Gastblogbeitrag von Sebastian Hartmann, publicplan, Düsseldorf

 

Liebe Blogleser/innen,
zum mittlerweile 3. Mal war ich vergangene Woche im Hamburger Museum für Völkerkunde, da ich die Mitarbeiter/innen dort ab sofort in Bezug auf Social Web-Aktivitäten unterstützen werde (Näheres dazu folgt noch auf dem publicplan-Blog). Vor allem werden sich das in nächster Zeit an der Sonderausstellung Brisante Begegnungen – Nomaden in einer sesshaften Welt orientieren.

Das Museum liegt nahe der Binnenalster mitten im Herzen von Hamburg und hat neben einer umfangreichen Dauerausstellung einen Wechselausstellungsbereich, in den ab 17. November 2011 die „Nomaden“ einziehen werden. Ich hatte das Glück bei meinem letzten Termin bereits einen ersten Blick auf einen Teil der Schau werfen zu können (siehe Bild). Es verspricht, eine äußerst interessante und abwechslungsreiche Ausstellung zu werden, die ich mir dieses Jahr auf jeden Fall noch anschauen werde!

 

Nomaden_zelt

Was mir beim Betreten des Museums direkt auffiel, ist die besonders beeindruckende Eingangshalle. Sie wirkt mächtig, riesig und geheimnisvoll. Schaut man mal beim zweiten Blick auf die Details wird noch mehr deutlich: Das Museum steckt voller Geschichten. Geschichten aus aller Welt, versammelt an einem Ort. Gerade bei meinem letzten Besuch hatte ich ein bisschen Zeit, mich umzuschauen und ein paar Fotos zu machen. Da geht es links vom Eingang zur Ausstellung Afrikaner in Hamburg und auf der anderen Seite betreten die Besucher die Welt der Indianer.

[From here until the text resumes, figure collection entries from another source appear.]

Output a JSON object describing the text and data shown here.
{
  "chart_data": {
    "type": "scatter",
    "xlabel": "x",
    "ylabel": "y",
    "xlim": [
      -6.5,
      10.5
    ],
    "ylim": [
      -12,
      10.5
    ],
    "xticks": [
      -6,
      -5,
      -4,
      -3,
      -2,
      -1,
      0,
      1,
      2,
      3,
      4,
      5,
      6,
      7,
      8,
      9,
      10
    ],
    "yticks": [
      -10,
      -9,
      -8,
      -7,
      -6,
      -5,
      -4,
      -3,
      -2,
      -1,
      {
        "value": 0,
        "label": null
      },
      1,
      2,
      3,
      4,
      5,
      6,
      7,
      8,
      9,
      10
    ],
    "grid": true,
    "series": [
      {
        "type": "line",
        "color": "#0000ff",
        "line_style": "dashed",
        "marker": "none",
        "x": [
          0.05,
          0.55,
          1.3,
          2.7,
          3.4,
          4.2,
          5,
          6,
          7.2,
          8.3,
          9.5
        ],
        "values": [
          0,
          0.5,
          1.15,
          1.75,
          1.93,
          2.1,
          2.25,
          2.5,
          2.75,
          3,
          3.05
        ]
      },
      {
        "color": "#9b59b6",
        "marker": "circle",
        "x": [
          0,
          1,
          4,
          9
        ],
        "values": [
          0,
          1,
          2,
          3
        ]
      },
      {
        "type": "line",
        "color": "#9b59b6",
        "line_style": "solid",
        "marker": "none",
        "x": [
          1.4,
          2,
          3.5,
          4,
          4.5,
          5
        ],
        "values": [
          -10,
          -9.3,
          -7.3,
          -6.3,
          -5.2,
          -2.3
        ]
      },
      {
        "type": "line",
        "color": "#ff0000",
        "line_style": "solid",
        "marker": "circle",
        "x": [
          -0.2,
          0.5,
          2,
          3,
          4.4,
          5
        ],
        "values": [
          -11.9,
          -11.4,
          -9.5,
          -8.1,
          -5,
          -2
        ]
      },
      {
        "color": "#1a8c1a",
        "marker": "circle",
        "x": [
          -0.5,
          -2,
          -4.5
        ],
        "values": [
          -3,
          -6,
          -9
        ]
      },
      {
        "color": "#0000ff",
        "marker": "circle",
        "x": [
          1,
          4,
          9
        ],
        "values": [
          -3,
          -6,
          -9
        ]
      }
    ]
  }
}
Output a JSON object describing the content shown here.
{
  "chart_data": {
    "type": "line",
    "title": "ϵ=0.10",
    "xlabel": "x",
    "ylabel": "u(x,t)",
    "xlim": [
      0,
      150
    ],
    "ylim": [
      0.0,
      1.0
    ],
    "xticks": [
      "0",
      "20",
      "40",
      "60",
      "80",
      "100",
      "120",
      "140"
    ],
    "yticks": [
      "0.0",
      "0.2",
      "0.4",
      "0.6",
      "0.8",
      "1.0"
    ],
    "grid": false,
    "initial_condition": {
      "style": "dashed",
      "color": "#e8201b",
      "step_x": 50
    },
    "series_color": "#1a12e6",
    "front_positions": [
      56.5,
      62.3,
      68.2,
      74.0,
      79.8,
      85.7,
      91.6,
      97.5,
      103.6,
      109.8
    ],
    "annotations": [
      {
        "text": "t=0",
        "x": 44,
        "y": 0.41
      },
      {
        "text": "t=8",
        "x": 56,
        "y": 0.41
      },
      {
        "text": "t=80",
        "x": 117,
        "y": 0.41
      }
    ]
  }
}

Auf dem Weg zu Empore und zur Verwaltung war ein mexikanischer Altar aufgebaut. Dann gab es noch viele Masken und Skelettteile oder auch die Büste des ersten Museumsdirektors Thilenius. Und gegenüberliegend ein mythisch anmutende abstrakte Skulptur eines Raben. Dabei handelt es sich um die Räbin „Heelah“. Eine Figur, die die Hauptrolle in einem indianischen Kinderbuch spielt und von einem First Nation-Artist geschaffen wurde. Hier einmal ein paar Bilder dazu:

Vkm_1Vkm_4Vkm_2Vkm_5Vkm_3Vkm_6Vkm_8Vkm_9

Ich freue mich auf meine Unterstützung2.0 dort – eben weil die Inhalte des Museums so viel hergeben. Das macht das Arbeiten im Social Web so spannend – für Fan und Follower und für die Beteiligten in einem Museum. Zudem erlaubt es, mit vielen Technologien zu arbeiten, um die Geschichten optimal im Internet zu präsentieren.